En effet, selon ses Monetary Developments in the Euro Area (voir table 4, ligne 1 + ligne 2) le total des prêts accordés par les banques de la zone euro aux ménages et aux entreprises a atteint 9635 milliards d’euros, soit 1 milliard de moins qu’au plus fort de la crise, en septembre 2008 ! (Voir ligne jaune sur le graphique.)

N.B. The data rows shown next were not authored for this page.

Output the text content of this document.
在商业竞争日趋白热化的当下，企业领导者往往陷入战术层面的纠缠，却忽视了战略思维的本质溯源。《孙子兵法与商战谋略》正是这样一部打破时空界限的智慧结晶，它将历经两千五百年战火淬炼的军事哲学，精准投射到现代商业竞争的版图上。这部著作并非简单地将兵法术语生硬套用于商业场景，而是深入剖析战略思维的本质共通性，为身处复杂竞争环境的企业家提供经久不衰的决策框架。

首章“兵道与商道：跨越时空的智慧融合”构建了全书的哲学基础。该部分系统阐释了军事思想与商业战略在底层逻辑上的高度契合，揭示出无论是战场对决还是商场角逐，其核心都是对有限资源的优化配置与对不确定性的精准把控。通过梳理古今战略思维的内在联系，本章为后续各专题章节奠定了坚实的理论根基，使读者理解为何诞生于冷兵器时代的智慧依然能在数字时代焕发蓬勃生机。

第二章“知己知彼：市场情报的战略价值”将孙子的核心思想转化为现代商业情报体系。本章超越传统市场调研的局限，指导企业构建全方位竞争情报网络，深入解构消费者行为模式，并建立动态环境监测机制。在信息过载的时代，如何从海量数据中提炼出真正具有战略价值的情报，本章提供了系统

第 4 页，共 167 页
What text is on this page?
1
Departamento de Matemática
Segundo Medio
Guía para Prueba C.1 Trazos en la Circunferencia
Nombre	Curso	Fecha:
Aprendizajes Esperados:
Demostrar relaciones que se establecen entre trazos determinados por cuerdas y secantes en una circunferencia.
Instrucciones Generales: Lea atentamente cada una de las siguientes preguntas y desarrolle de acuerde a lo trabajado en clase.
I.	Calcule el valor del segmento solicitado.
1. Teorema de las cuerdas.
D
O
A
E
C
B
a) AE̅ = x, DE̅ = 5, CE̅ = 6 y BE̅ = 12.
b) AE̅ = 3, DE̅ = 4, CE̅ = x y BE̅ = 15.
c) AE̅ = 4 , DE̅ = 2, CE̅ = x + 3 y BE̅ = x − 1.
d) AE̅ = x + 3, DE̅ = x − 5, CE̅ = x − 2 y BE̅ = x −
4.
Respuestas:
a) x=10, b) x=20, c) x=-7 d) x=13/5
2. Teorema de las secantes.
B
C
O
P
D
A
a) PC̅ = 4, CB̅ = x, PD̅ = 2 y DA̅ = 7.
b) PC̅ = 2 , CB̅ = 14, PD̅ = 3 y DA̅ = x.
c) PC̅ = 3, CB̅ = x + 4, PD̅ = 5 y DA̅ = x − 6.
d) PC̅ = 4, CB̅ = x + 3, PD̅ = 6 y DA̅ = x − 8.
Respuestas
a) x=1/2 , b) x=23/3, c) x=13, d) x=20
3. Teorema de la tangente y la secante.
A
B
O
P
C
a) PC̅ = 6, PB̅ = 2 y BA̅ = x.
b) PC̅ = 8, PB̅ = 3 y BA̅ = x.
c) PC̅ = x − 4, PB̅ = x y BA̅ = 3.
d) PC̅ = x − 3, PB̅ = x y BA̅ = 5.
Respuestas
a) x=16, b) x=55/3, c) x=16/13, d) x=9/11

Evans-Pritchard a soufflé le chaud et le froid au cours des dernières années, alternant entre l’ultralibéralisme de l’école autrichienne et le corporatisme de Keynes. En d’autres termes, sans y voir de contradiction, il estime qu’il faut laisser l’émission monétaire et de liquidité dans les mains d’un système de banques centrales privées, tout en souhaitant que l’Etat force la main des banques pour qu’elles prêtes aux ménages et aux entreprises.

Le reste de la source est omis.